It is the great civic dilemma of our time.
The digital age has disrupted the media ecosystem and opened up our access to information, in equal measures. Solving for a robust information ecosystem void of disinformation, hate, and polarization is the problem of our lifetime. Even the other great challenges we face, which are exceptional, from climate change to pandemics to failing trust in democratic institutions will fall prey to distrust and chaos without a strong media ecosystem.
At a time when we are drowning or thriving in a deluge of information (depending on your perspective), when sources of information have proliferated at an extraordinary pace, and when trust in news is being lost, an index of the newsmakers and their owners and funders seems necessary – a rethinking of what is gained and lost in this remarkable moment in time, irrefutable.

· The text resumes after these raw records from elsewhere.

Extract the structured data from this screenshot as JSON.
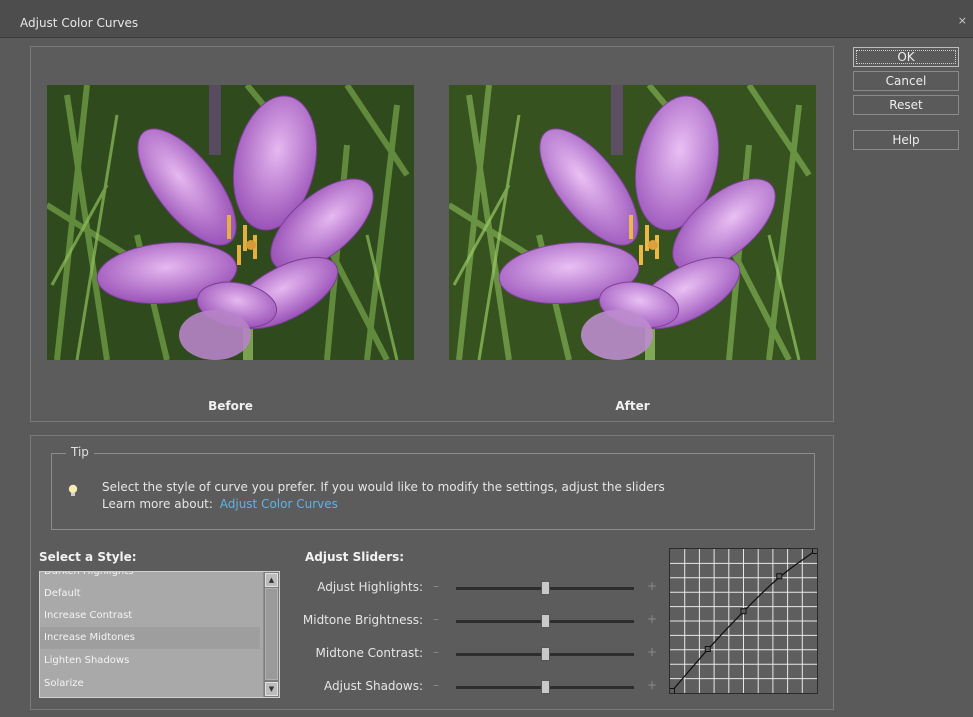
{
  "window": {
    "title": "Adjust Color Curves",
    "close_glyph": "×"
  },
  "preview": {
    "before_label": "Before",
    "after_label": "After"
  },
  "buttons": {
    "ok": "OK",
    "cancel": "Cancel",
    "reset": "Reset",
    "help": "Help"
  },
  "tip": {
    "legend": "Tip",
    "text": "Select the style of curve you prefer. If you would like to modify the settings, adjust the sliders",
    "learn_prefix": "Learn more about:",
    "link": "Adjust Color Curves",
    "icon": "lightbulb-icon"
  },
  "styles": {
    "heading": "Select a Style:",
    "items": [
      {
        "label": "Darken Highlights"
      },
      {
        "label": "Default"
      },
      {
        "label": "Increase Contrast"
      },
      {
        "label": "Increase Midtones"
      },
      {
        "label": "Lighten Shadows"
      },
      {
        "label": "Solarize"
      }
    ]
  },
  "sliders": {
    "heading": "Adjust Sliders:",
    "minus": "–",
    "plus": "+",
    "items": [
      {
        "label": "Adjust Highlights:",
        "value": 0.5
      },
      {
        "label": "Midtone Brightness:",
        "value": 0.5
      },
      {
        "label": "Midtone Contrast:",
        "value": 0.5
      },
      {
        "label": "Adjust Shadows:",
        "value": 0.5
      }
    ]
  },
  "curve": {
    "points": [
      [
        0,
        0
      ],
      [
        0.25,
        0.3
      ],
      [
        0.5,
        0.57
      ],
      [
        0.75,
        0.82
      ],
      [
        1,
        1
      ]
    ]
  },
  "colors": {
    "link": "#5fb2e6",
    "background": "#5a5a5a"
  }
}
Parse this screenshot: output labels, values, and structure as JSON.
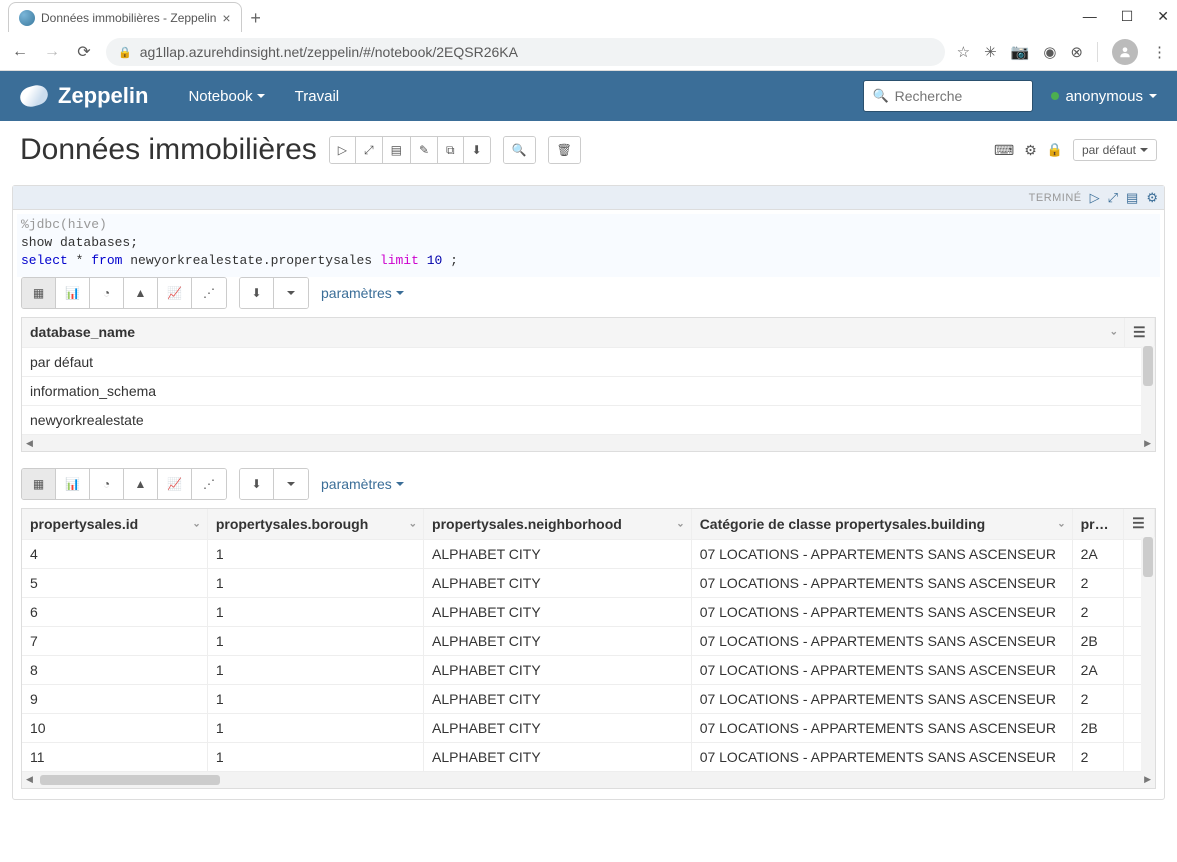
{
  "browser": {
    "tab_title": "Données immobilières - Zeppelin",
    "url": "ag1llap.azurehdinsight.net/zeppelin/#/notebook/2EQSR26KA"
  },
  "topbar": {
    "brand": "Zeppelin",
    "nav": {
      "notebook": "Notebook",
      "travail": "Travail"
    },
    "search_placeholder": "Recherche",
    "user": "anonymous"
  },
  "page": {
    "title": "Données immobilières",
    "default_label": "par défaut"
  },
  "paragraph": {
    "status": "TERMINÉ",
    "code_line1_prefix": "%jdbc(hive)",
    "code_line2": "show databases;",
    "code_line3_select": "select",
    "code_line3_star": " * ",
    "code_line3_from": "from",
    "code_line3_table": " newyorkrealestate.propertysales ",
    "code_line3_limit": "limit",
    "code_line3_num": " 10 ",
    "code_line3_semi": ";",
    "params_label": "paramètres"
  },
  "db_table": {
    "header": "database_name",
    "rows": [
      "par défaut",
      "information_schema",
      "newyorkrealestate"
    ]
  },
  "sales_table": {
    "headers": [
      "propertysales.id",
      "propertysales.borough",
      "propertysales.neighborhood",
      "Catégorie de classe propertysales.building",
      "proper"
    ],
    "rows": [
      [
        "4",
        "1",
        "ALPHABET CITY",
        "07 LOCATIONS - APPARTEMENTS SANS ASCENSEUR",
        "2A"
      ],
      [
        "5",
        "1",
        "ALPHABET CITY",
        "07 LOCATIONS - APPARTEMENTS SANS ASCENSEUR",
        "2"
      ],
      [
        "6",
        "1",
        "ALPHABET CITY",
        "07 LOCATIONS - APPARTEMENTS SANS ASCENSEUR",
        "2"
      ],
      [
        "7",
        "1",
        "ALPHABET CITY",
        "07 LOCATIONS - APPARTEMENTS SANS ASCENSEUR",
        "2B"
      ],
      [
        "8",
        "1",
        "ALPHABET CITY",
        "07 LOCATIONS - APPARTEMENTS SANS ASCENSEUR",
        "2A"
      ],
      [
        "9",
        "1",
        "ALPHABET CITY",
        "07 LOCATIONS - APPARTEMENTS SANS ASCENSEUR",
        "2"
      ],
      [
        "10",
        "1",
        "ALPHABET CITY",
        "07 LOCATIONS - APPARTEMENTS SANS ASCENSEUR",
        "2B"
      ],
      [
        "11",
        "1",
        "ALPHABET CITY",
        "07 LOCATIONS - APPARTEMENTS SANS ASCENSEUR",
        "2"
      ]
    ]
  }
}
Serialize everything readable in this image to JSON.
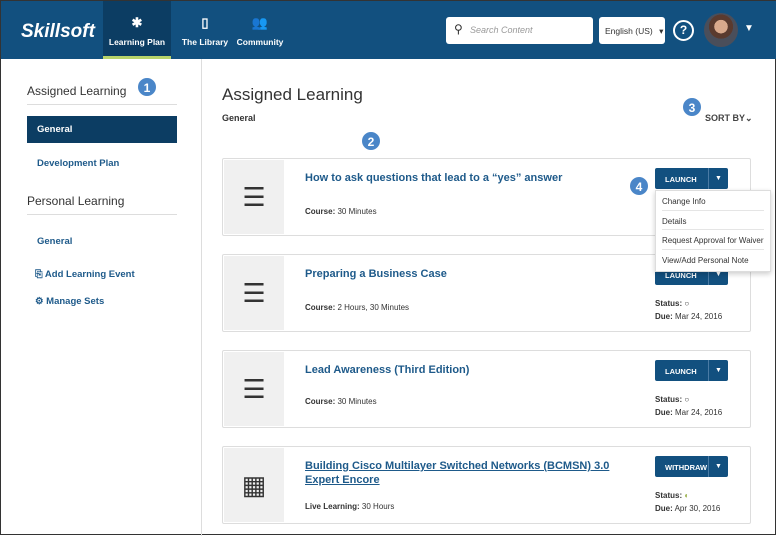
{
  "header": {
    "logo": "Skillsoft",
    "nav": [
      {
        "label": "Learning Plan",
        "icon": "puzzle-icon"
      },
      {
        "label": "The Library",
        "icon": "book-icon"
      },
      {
        "label": "Community",
        "icon": "people-icon"
      }
    ],
    "search_placeholder": "Search Content",
    "language": "English (US)",
    "help": "?"
  },
  "sidebar": {
    "assigned_heading": "Assigned Learning",
    "assigned_items": [
      "General",
      "Development Plan"
    ],
    "personal_heading": "Personal Learning",
    "personal_items": [
      "General"
    ],
    "add_event": "Add Learning Event",
    "manage_sets": "Manage Sets"
  },
  "badges": [
    "1",
    "2",
    "3",
    "4"
  ],
  "main": {
    "title": "Assigned Learning",
    "subtitle": "General",
    "sort": "SORT BY",
    "cards": [
      {
        "title": "How to ask questions that lead to a “yes” answer",
        "type": "Course:",
        "duration": "30 Minutes",
        "action": "LAUNCH"
      },
      {
        "title": "Preparing a Business Case",
        "type": "Course:",
        "duration": "2 Hours, 30 Minutes",
        "action": "LAUNCH",
        "status_label": "Status:",
        "due_label": "Due:",
        "due": "Mar 24, 2016"
      },
      {
        "title": "Lead Awareness (Third Edition)",
        "type": "Course:",
        "duration": "30 Minutes",
        "action": "LAUNCH",
        "status_label": "Status:",
        "due_label": "Due:",
        "due": "Mar 24, 2016"
      },
      {
        "title": "Building Cisco Multilayer Switched Networks (BCMSN) 3.0 Expert Encore",
        "type": "Live Learning:",
        "duration": "30 Hours",
        "action": "WITHDRAW",
        "status_label": "Status:",
        "due_label": "Due:",
        "due": "Apr 30, 2016"
      }
    ]
  },
  "dropdown": [
    "Change Info",
    "Details",
    "Request Approval for Waiver",
    "View/Add Personal Note"
  ]
}
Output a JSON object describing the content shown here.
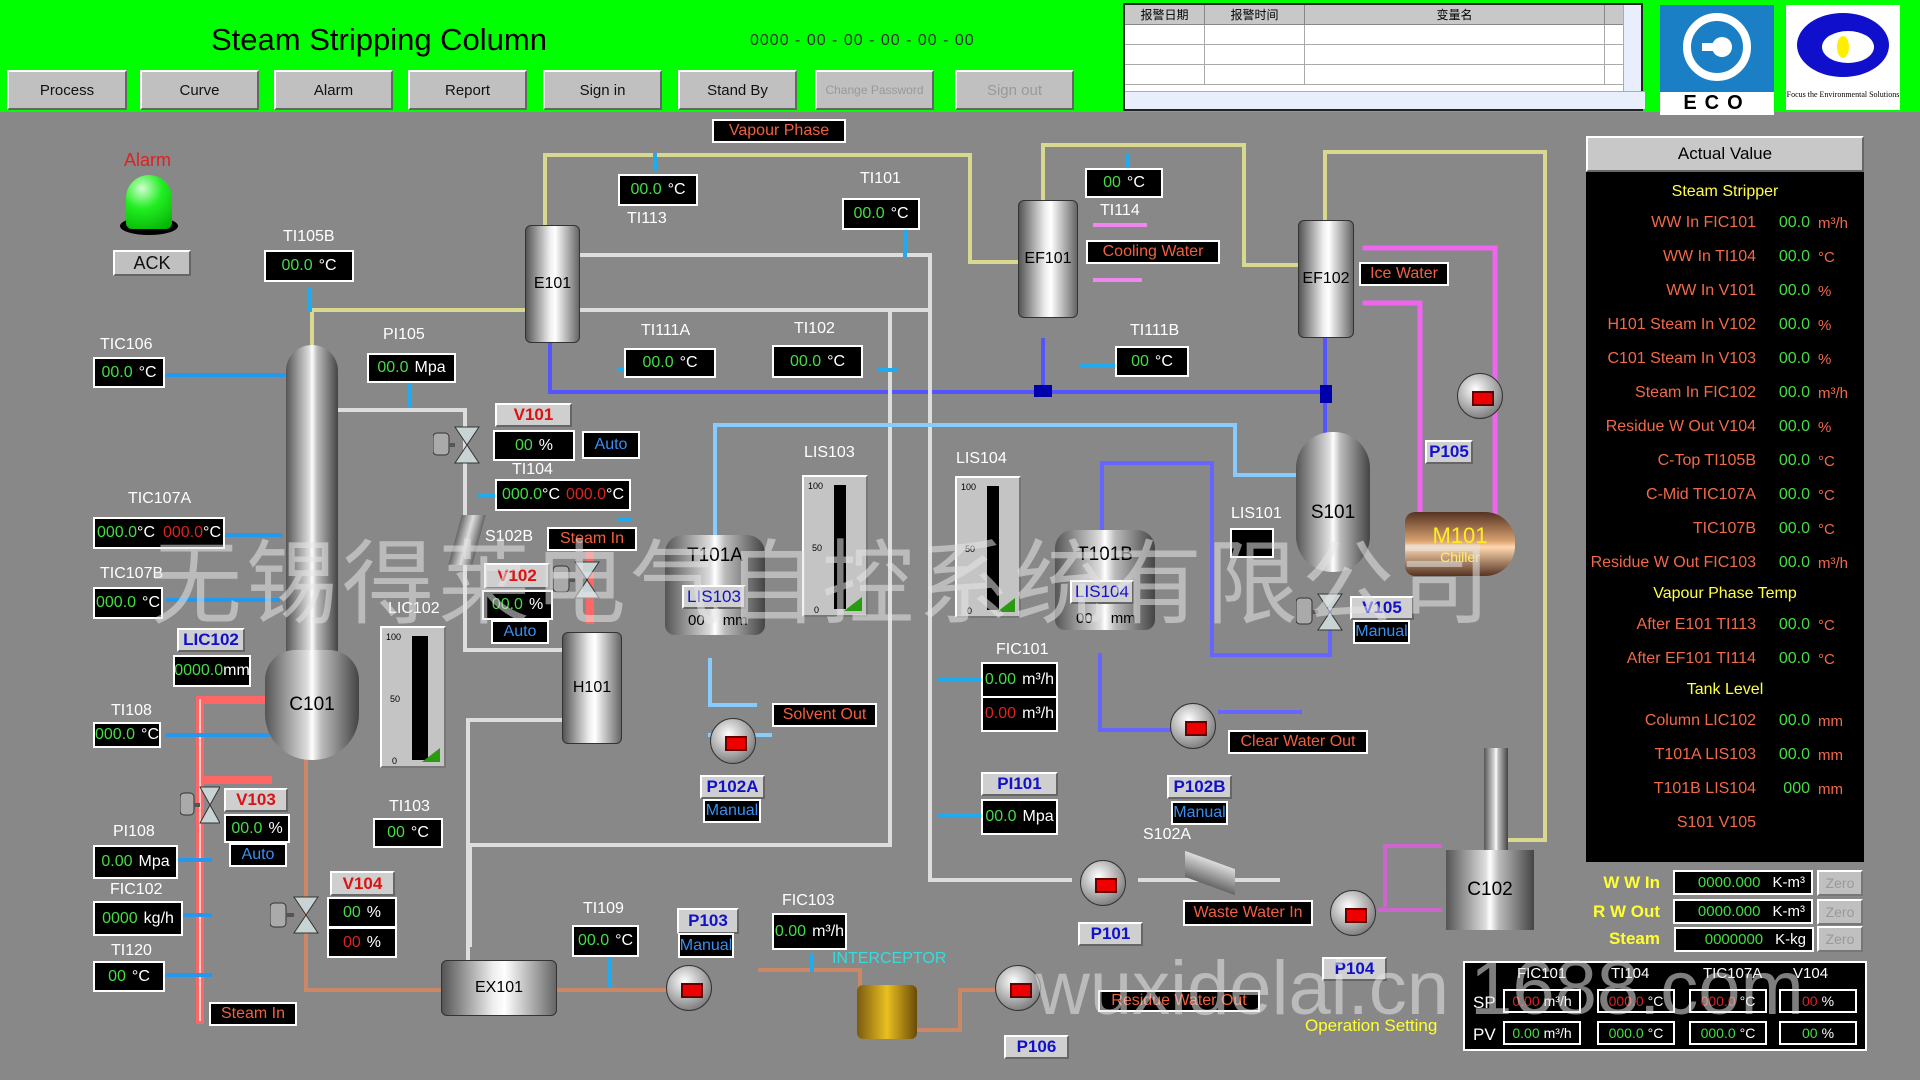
{
  "header": {
    "title": "Steam Stripping Column",
    "clock": "0000 -  00 -  00 -  00 -  00 -  00",
    "nav": [
      {
        "label": "Process",
        "enabled": true
      },
      {
        "label": "Curve",
        "enabled": true
      },
      {
        "label": "Alarm",
        "enabled": true
      },
      {
        "label": "Report",
        "enabled": true
      },
      {
        "label": "Sign in",
        "enabled": true
      },
      {
        "label": "Stand By",
        "enabled": true
      },
      {
        "label": "Change Password",
        "enabled": false
      },
      {
        "label": "Sign out",
        "enabled": false
      }
    ]
  },
  "alarm_table": {
    "columns": [
      "报警日期",
      "报警时间",
      "变量名"
    ]
  },
  "logos": {
    "eco": "ECO",
    "tagline": "Focus the Environmental Solutions"
  },
  "alarm": {
    "label": "Alarm",
    "ack": "ACK",
    "lamp_color": "#22ee22"
  },
  "labels": {
    "vapour_phase": "Vapour Phase",
    "cooling_water": "Cooling Water",
    "ice_water": "Ice Water",
    "steam_in_1": "Steam In",
    "steam_in_2": "Steam In",
    "solvent_out": "Solvent Out",
    "clear_water_out": "Clear Water Out",
    "waste_water_in": "Waste Water In",
    "residue_water_out": "Residue Water Out",
    "interceptor": "INTERCEPTOR",
    "chiller": "Chiller"
  },
  "equipment": {
    "c101": "C101",
    "c102": "C102",
    "e101": "E101",
    "ef101": "EF101",
    "ef102": "EF102",
    "h101": "H101",
    "ex101": "EX101",
    "t101a": "T101A",
    "t101b": "T101B",
    "s101": "S101",
    "m101": "M101",
    "s102a": "S102A",
    "s102b": "S102B"
  },
  "instruments": {
    "ti105b": {
      "tag": "TI105B",
      "value": "00.0",
      "unit": "°C"
    },
    "tic106": {
      "tag": "TIC106",
      "value": "00.0",
      "unit": "°C"
    },
    "pi105": {
      "tag": "PI105",
      "value": "00.0",
      "unit": "Mpa"
    },
    "ti113": {
      "tag": "TI113",
      "value": "00.0",
      "unit": "°C"
    },
    "ti101": {
      "tag": "TI101",
      "value": "00.0",
      "unit": "°C"
    },
    "ti114": {
      "tag": "TI114",
      "value": "00",
      "unit": "°C"
    },
    "ti111a": {
      "tag": "TI111A",
      "value": "00.0",
      "unit": "°C"
    },
    "ti102": {
      "tag": "TI102",
      "value": "00.0",
      "unit": "°C"
    },
    "ti111b": {
      "tag": "TI111B",
      "value": "00",
      "unit": "°C"
    },
    "ti104": {
      "tag": "TI104",
      "pv": "000.0",
      "sp": "000.0",
      "unit": "°C"
    },
    "tic107a": {
      "tag": "TIC107A",
      "pv": "000.0",
      "sp": "000.0",
      "unit": "°C"
    },
    "tic107b": {
      "tag": "TIC107B",
      "value": "000.0",
      "unit": "°C"
    },
    "lic102": {
      "tag": "LIC102",
      "value": "0000.0",
      "unit": "mm"
    },
    "ti108": {
      "tag": "TI108",
      "value": "000.0",
      "unit": "°C"
    },
    "pi108": {
      "tag": "PI108",
      "value": "0.00",
      "unit": "Mpa"
    },
    "fic102": {
      "tag": "FIC102",
      "value": "0000",
      "unit": "kg/h"
    },
    "ti120": {
      "tag": "TI120",
      "value": "00",
      "unit": "°C"
    },
    "ti103": {
      "tag": "TI103",
      "value": "00",
      "unit": "°C"
    },
    "ti109": {
      "tag": "TI109",
      "value": "00.0",
      "unit": "°C"
    },
    "fic103": {
      "tag": "FIC103",
      "value": "0.00",
      "unit": "m³/h"
    },
    "fic101": {
      "tag": "FIC101",
      "pv": "0.00",
      "sp": "0.00",
      "unit": "m³/h"
    },
    "pi101": {
      "tag": "PI101",
      "value": "00.0",
      "unit": "Mpa"
    },
    "lis103_tank": {
      "tag": "LIS103",
      "value": "00",
      "unit": "mm"
    },
    "lis104_tank": {
      "tag": "LIS104",
      "value": "00",
      "unit": "mm"
    },
    "lis101": {
      "tag": "LIS101"
    }
  },
  "valves": {
    "v101": {
      "tag": "V101",
      "value": "00",
      "unit": "%",
      "mode": "Auto"
    },
    "v102": {
      "tag": "V102",
      "value": "00.0",
      "unit": "%",
      "mode": "Auto"
    },
    "v103": {
      "tag": "V103",
      "value": "00.0",
      "unit": "%",
      "mode": "Auto"
    },
    "v104": {
      "tag": "V104",
      "pv": "00",
      "sp": "00",
      "unit": "%"
    },
    "v105": {
      "tag": "V105",
      "mode": "Manual"
    }
  },
  "pumps": {
    "p101": {
      "tag": "P101"
    },
    "p102a": {
      "tag": "P102A",
      "mode": "Manual"
    },
    "p102b": {
      "tag": "P102B",
      "mode": "Manual"
    },
    "p103": {
      "tag": "P103",
      "mode": "Manual"
    },
    "p104": {
      "tag": "P104"
    },
    "p105": {
      "tag": "P105"
    },
    "p106": {
      "tag": "P106"
    }
  },
  "level_gauges": [
    {
      "tag": "LIC102",
      "scale": [
        "100",
        "50",
        "0"
      ],
      "level_percent": 0
    },
    {
      "tag": "LIS103",
      "scale": [
        "100",
        "50",
        "0"
      ],
      "level_percent": 0
    },
    {
      "tag": "LIS104",
      "scale": [
        "100",
        "50",
        "0"
      ],
      "level_percent": 0
    }
  ],
  "actual_value": {
    "header": "Actual Value",
    "sections": [
      {
        "title": "Steam Stripper",
        "rows": [
          {
            "name": "WW In FIC101",
            "value": "00.0",
            "unit": "m³/h"
          },
          {
            "name": "WW In TI104",
            "value": "00.0",
            "unit": "°C"
          },
          {
            "name": "WW In V101",
            "value": "00.0",
            "unit": "%"
          },
          {
            "name": "H101 Steam In V102",
            "value": "00.0",
            "unit": "%"
          },
          {
            "name": "C101 Steam In V103",
            "value": "00.0",
            "unit": "%"
          },
          {
            "name": "Steam In FIC102",
            "value": "00.0",
            "unit": "m³/h"
          },
          {
            "name": "Residue W Out V104",
            "value": "00.0",
            "unit": "%"
          },
          {
            "name": "C-Top TI105B",
            "value": "00.0",
            "unit": "°C"
          },
          {
            "name": "C-Mid TIC107A",
            "value": "00.0",
            "unit": "°C"
          },
          {
            "name": "TIC107B",
            "value": "00.0",
            "unit": "°C"
          },
          {
            "name": "Residue W Out FIC103",
            "value": "00.0",
            "unit": "m³/h"
          }
        ]
      },
      {
        "title": "Vapour Phase Temp",
        "rows": [
          {
            "name": "After E101 TI113",
            "value": "00.0",
            "unit": "°C"
          },
          {
            "name": "After EF101 TI114",
            "value": "00.0",
            "unit": "°C"
          }
        ]
      },
      {
        "title": "Tank Level",
        "rows": [
          {
            "name": "Column LIC102",
            "value": "00.0",
            "unit": "mm"
          },
          {
            "name": "T101A LIS103",
            "value": "00.0",
            "unit": "mm"
          },
          {
            "name": "T101B LIS104",
            "value": "000",
            "unit": "mm"
          },
          {
            "name": "S101  V105",
            "value": "",
            "unit": ""
          }
        ]
      }
    ]
  },
  "totalizers": [
    {
      "label": "W W In",
      "value": "0000.000",
      "unit": "K-m³",
      "reset": "Zero"
    },
    {
      "label": "R W Out",
      "value": "0000.000",
      "unit": "K-m³",
      "reset": "Zero"
    },
    {
      "label": "Steam",
      "value": "0000000",
      "unit": "K-kg",
      "reset": "Zero"
    }
  ],
  "operation_setting": {
    "title": "Operation Setting",
    "sp_label": "SP",
    "pv_label": "PV",
    "columns": [
      {
        "tag": "FIC101",
        "sp": "0.00",
        "pv": "0.00",
        "unit": "m³/h"
      },
      {
        "tag": "TI104",
        "sp": "000.0",
        "pv": "000.0",
        "unit": "°C"
      },
      {
        "tag": "TIC107A",
        "sp": "000.0",
        "pv": "000.0",
        "unit": "°C"
      },
      {
        "tag": "V104",
        "sp": "00",
        "pv": "00",
        "unit": "%"
      }
    ]
  },
  "watermarks": {
    "company": "无锡得莱电气自控系统有限公司",
    "site": "wuxidelai.cn 1688.com"
  }
}
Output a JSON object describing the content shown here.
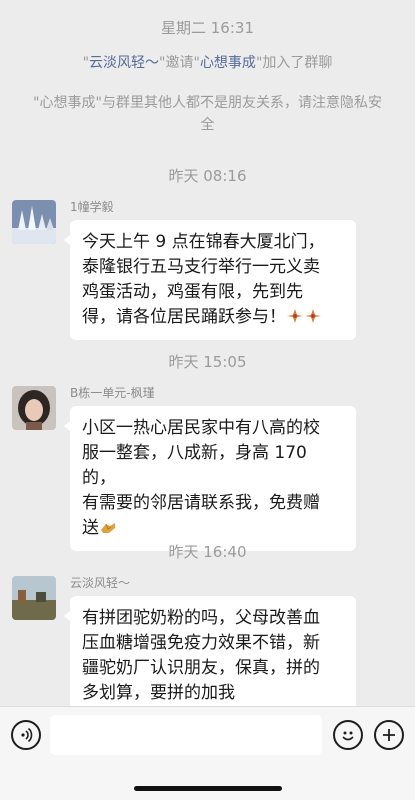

Our information ecosystem in the U.S. is no longer limited to an intensely competitive traditional media landscape that has long claimed to self-regulate one another to prevent government intervention over the news landscape and ensure a free press. Now the ecosystem is being run between traditional media and the titans of tech, who have created the greatest ad machine ever built. Tech titans have focused on building tools and infrastructure for the proliferation of user-generated content rather than fund strong and robust newsrooms that tend the garden of our civic information ecosystem. The digital information stream today is not only home to our traditional newsrooms but rather, populated and driven by bloggers on Reddit and columnists on Substack or Medium, inputs into our global history moderated on Google's Wikipedia with over 5 billion views a month, along with Facebook groups, user-generated Tweets, TikTok videos, LinkedIn posts, and cable news punditry that is often unchecked for legitimacy. It is chaos or liberation, pending your perspective. Our nascent project will explore the revenue models, social trust networks, media ownership, and power in today's media to bring forth useful solutions to this enormous challenge. We are living in an age where the fourth estate, long a pillar in our democracy, struggles to find sustainable revenue models that enable it to tend to our civic garden of information and we are left to ask how do we rebuild trust in our information ecosystem?